My code snippet:
val scoreDateByAccount = Window
.partitionBy($"partition_column")
.orderBy($"ordering_column")
.rowsBetween(Window.unboundedPreceding, Window.unboundedFollowing)
dataFrame
.withColumn("new_column", lead($"ordering_column", 1).over(scoreDateByAccount))
This gives me an error:
Window Frame specifiedwindowframe(RowFrame, unboundedpreceding$(), unboundedfollowing$()) must match the required frame specifiedwindowframe(RowFrame, 1, 1);
If I then remove the rowsBetween
portion of my snippet, no error ensues. If I choose any other function other than lead
/ lag
, everything seems to work perfectly.
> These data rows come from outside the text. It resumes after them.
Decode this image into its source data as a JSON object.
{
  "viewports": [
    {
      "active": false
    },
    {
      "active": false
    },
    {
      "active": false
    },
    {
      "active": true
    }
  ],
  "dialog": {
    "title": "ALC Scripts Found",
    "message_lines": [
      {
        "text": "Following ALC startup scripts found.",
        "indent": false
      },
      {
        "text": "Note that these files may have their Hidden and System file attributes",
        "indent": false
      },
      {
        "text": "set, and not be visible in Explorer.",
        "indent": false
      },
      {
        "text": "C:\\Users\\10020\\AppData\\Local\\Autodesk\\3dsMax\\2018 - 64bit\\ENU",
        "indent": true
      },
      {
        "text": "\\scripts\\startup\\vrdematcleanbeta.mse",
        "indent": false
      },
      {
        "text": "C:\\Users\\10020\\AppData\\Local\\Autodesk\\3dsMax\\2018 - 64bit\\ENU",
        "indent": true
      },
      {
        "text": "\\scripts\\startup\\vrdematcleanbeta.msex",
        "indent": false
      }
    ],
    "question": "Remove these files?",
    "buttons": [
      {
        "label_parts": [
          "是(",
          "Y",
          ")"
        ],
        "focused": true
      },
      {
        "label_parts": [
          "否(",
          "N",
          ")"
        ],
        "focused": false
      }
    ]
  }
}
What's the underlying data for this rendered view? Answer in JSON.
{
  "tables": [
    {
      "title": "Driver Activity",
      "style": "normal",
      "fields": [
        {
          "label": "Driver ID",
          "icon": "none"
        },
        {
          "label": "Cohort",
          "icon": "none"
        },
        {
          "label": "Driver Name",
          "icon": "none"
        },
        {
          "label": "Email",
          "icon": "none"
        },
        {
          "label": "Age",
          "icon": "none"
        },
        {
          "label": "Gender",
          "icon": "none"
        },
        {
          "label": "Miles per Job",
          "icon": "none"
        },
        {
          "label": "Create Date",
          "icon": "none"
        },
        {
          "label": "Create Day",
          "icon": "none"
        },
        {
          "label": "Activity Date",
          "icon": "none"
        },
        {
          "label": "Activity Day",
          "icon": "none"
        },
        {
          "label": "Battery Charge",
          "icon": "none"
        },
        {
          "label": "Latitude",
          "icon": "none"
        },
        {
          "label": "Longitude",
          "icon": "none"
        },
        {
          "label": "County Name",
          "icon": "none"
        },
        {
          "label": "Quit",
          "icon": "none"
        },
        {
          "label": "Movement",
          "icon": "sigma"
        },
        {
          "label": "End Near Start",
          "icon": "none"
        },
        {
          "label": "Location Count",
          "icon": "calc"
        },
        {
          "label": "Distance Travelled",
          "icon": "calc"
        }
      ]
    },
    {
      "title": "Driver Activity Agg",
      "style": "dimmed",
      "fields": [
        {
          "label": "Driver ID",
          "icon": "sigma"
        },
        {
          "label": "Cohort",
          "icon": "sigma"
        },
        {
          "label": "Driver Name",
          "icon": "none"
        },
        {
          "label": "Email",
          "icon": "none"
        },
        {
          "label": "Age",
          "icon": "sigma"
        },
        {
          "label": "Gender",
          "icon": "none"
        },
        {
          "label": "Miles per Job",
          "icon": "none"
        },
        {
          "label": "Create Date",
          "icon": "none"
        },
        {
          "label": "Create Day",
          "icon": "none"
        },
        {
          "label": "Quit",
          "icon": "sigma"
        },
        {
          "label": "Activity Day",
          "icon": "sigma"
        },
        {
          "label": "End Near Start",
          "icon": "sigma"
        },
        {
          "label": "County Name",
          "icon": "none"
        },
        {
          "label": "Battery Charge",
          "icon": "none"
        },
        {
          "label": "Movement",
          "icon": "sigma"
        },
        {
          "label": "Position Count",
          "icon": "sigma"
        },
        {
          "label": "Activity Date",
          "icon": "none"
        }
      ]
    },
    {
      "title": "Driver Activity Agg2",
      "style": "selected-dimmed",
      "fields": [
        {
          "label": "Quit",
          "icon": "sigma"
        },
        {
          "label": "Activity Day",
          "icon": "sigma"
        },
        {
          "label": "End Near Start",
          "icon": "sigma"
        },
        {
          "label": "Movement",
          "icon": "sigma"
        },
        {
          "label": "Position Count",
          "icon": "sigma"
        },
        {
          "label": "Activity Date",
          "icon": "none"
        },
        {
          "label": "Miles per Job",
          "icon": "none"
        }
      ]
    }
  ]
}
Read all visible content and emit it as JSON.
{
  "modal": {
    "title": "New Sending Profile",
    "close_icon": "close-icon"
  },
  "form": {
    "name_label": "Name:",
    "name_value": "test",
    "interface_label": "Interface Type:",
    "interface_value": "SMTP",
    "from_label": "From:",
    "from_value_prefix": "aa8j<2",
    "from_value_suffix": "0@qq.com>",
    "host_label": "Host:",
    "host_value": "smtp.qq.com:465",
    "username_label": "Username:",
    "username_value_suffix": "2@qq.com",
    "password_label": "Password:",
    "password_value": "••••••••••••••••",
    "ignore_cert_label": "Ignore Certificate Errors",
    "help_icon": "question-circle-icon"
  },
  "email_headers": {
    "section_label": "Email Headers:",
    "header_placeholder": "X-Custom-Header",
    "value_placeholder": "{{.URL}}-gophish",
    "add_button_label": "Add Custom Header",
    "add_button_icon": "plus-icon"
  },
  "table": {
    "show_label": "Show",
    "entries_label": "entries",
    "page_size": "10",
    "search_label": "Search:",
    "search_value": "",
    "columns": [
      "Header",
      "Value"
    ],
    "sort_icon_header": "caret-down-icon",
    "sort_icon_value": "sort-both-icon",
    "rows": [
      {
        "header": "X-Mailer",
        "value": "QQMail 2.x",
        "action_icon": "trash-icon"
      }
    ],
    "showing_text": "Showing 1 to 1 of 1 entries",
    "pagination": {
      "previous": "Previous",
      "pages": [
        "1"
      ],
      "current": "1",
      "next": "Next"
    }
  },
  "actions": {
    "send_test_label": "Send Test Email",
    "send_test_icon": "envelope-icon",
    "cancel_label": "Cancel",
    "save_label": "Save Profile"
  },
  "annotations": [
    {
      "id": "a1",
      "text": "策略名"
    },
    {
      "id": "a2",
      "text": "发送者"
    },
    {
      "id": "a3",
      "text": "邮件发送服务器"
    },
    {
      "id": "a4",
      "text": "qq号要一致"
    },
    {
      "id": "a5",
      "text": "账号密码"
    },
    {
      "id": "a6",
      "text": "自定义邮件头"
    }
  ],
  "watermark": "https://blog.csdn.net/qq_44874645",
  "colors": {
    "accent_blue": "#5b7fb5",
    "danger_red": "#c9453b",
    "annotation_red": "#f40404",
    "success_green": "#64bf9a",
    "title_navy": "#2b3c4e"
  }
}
I need to specify the window range because I intend to use that very same window to generate other columns (omitted here - deemed irrelevant) as well, and, according to this answer, among others, if I do not specify the rows limit, it will default to rowsBetween(Window.unboundedPreceding, Window.currentRow
, which is not acceptable for me.
I've also found a bug report on Spark's Jira, from some 3 years ago, claiming that the lag
function was broken (although the lead
function worked properly for the OP), and the error thrown was quite similar to mine, but it is marked as Resolved nonetheless.
I also cannot find documentation on what kind of windows the lead
/ lag
can be applied over.
What am I missing here?